Battle of Arsuf in Faux Tortoise Frame
This dramatic painting depicts Richard I, King of England (1157–1199), and Saladin the Muslim Sultan of Egypt (1137–1193) meeting during the Battle of Arsuf. Richard I, known as “The Lionheart,” was King from 1189 until his death in 1199. This battle occurred during the Third Crusade, on 7 September 1191, and was won by the English despite the larger and stronger Saladinian army. The battle resulted in Christian control of the central Palestinian coast, including the port of Jaffa, and has been the subject of various visual representations. The artist who made this artwork was most likely Spanish, due to the Reconquista-style depiction of the crusaders attempting to retake the holy land of Jerusalem. The painting is crafted with vibrantly coloured oil paint on canvas, complete with delicate and detailed brushstrokes. The cluster of people in the foreground of the painting replicates the energy of battle. The two rulers are mounted on horses and stand on guard opposite each other. Swirling clouds in the sky further underline the hostile nature of the encounter. The artwork is held in a painted faux tortoise frame. Harvesting, selling, or using real tortoiseshell for any purpose has been banned since the 1990s in order to preserve the endangered tortoises and to stand up for animal rights. This faux frame is durable, beautiful, and ethical, and will be an eye-catching addition to your home.
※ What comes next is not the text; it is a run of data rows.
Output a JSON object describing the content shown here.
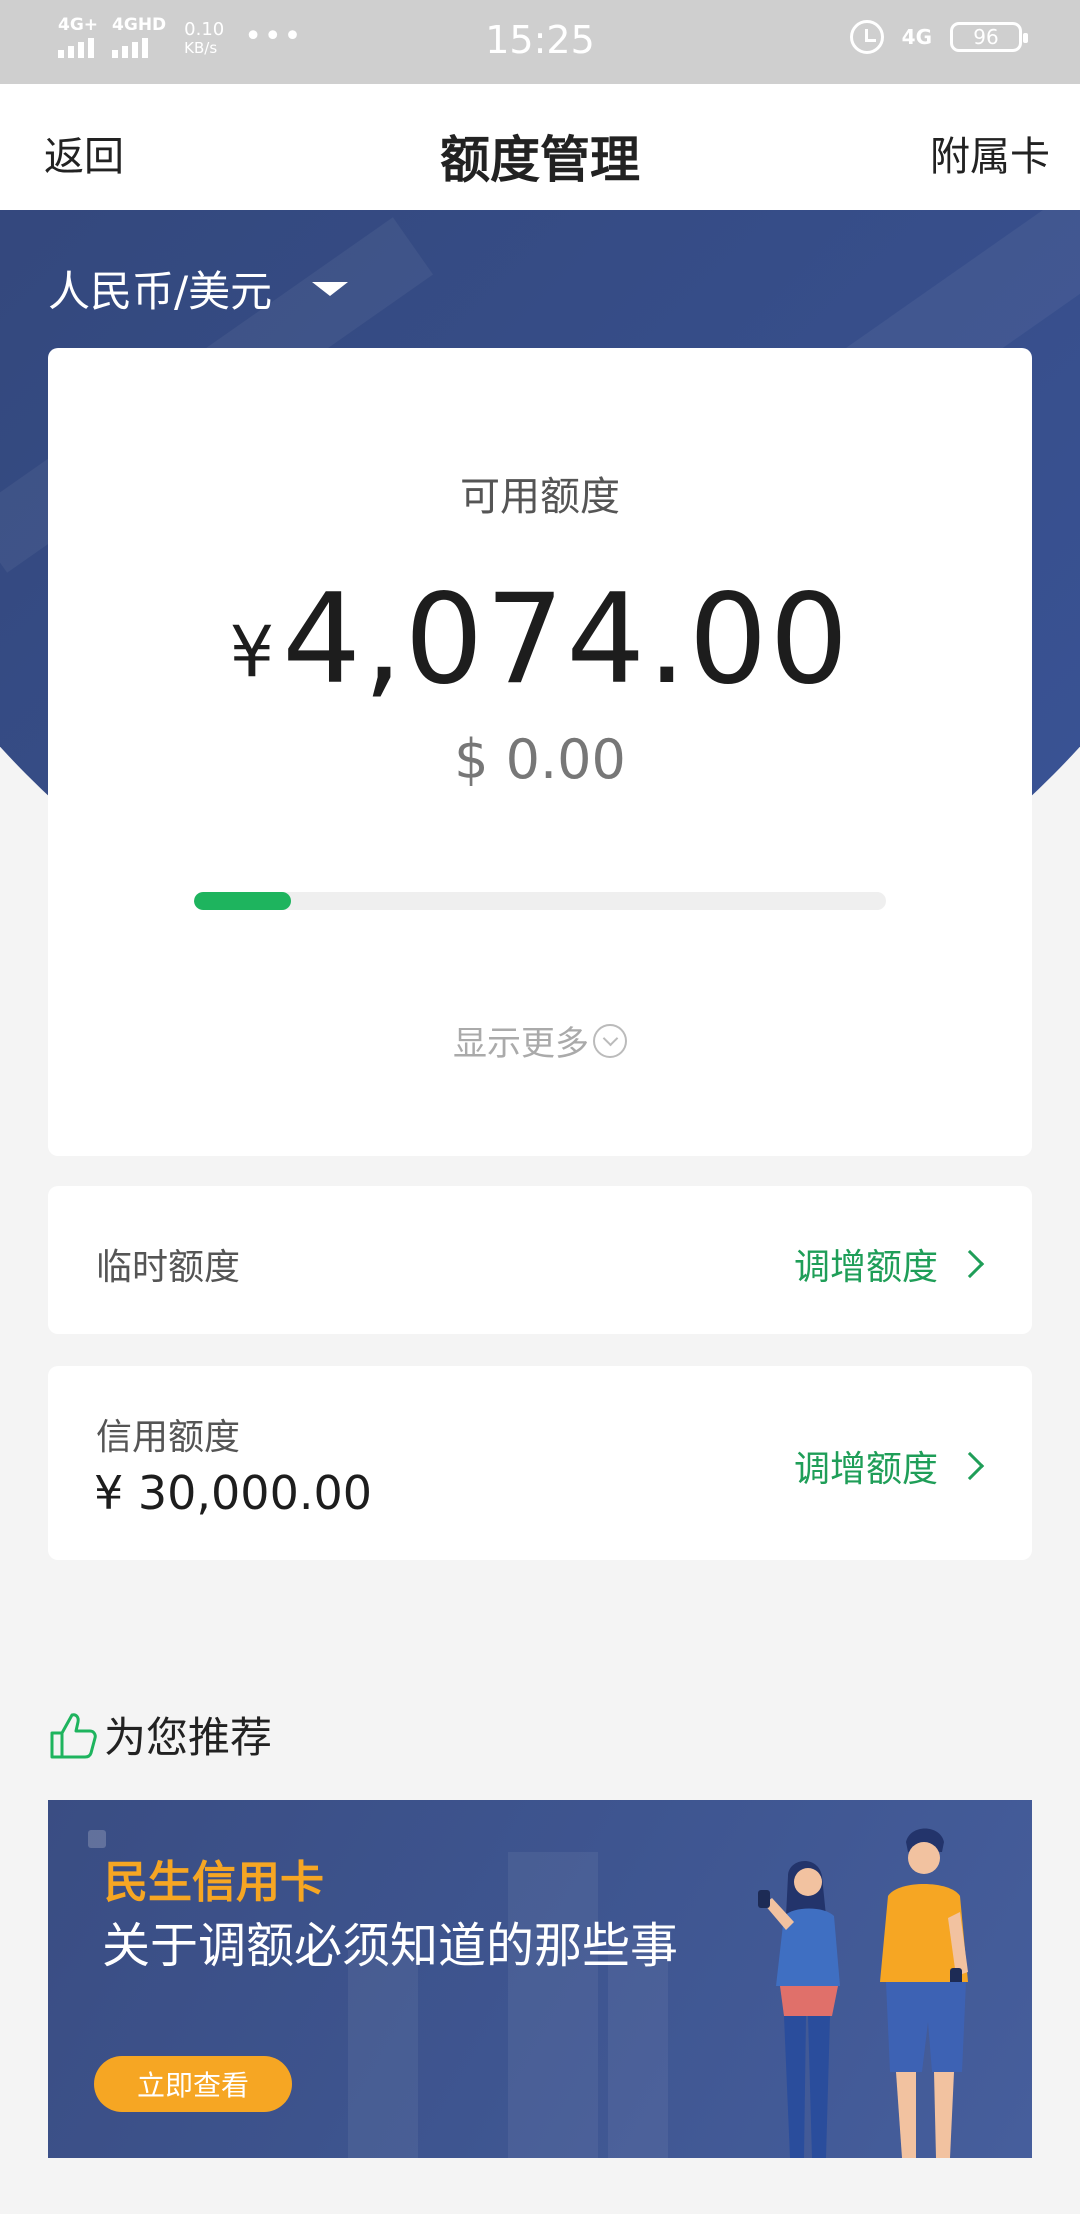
{
  "status_bar": {
    "sim1": "4G+",
    "sim2": "4GHD",
    "speed_value": "0.10",
    "speed_unit": "KB/s",
    "more_dots": "•••",
    "time": "15:25",
    "network": "4G",
    "battery": "96"
  },
  "nav": {
    "back_label": "返回",
    "title": "额度管理",
    "right_label": "附属卡"
  },
  "currency_selector": {
    "label": "人民币/美元"
  },
  "available": {
    "label": "可用额度",
    "rmb_symbol": "¥",
    "rmb_amount": "4,074.00",
    "usd_amount": "$ 0.00",
    "progress_percent": 14,
    "show_more_label": "显示更多"
  },
  "temporary_limit": {
    "label": "临时额度",
    "action_label": "调增额度"
  },
  "credit_limit": {
    "label": "信用额度",
    "value": "¥ 30,000.00",
    "action_label": "调增额度"
  },
  "recommend": {
    "title": "为您推荐",
    "banner": {
      "brand": "民生信用卡",
      "headline": "关于调额必须知道的那些事",
      "button_label": "立即查看"
    }
  },
  "colors": {
    "accent_green": "#1eb45e",
    "action_green": "#1f9e58",
    "header_blue": "#34497f",
    "banner_orange": "#f6a623"
  }
}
At this time in Spain, the First Carlist War occurred between 1833–1839, following the death of King Ferdinand VII (1784–1833). The monarch’s declared successor was a three-year-old girl, Queen Isabella II (1830–1904). Ferdinand’s brother, Don Carlos (1788–1855), disputed both her succession and the rules that allowed her to take the throne. This led to a civil war between the Carlists (those loyal to Carlos), and those loyal to Queen Isabella II. Although the Carlists were defeated, attempts to place Carlos’s descendants on the throne occurred during the Second and Third Carlist wars (1846–1849 and 1872–1876 respectively).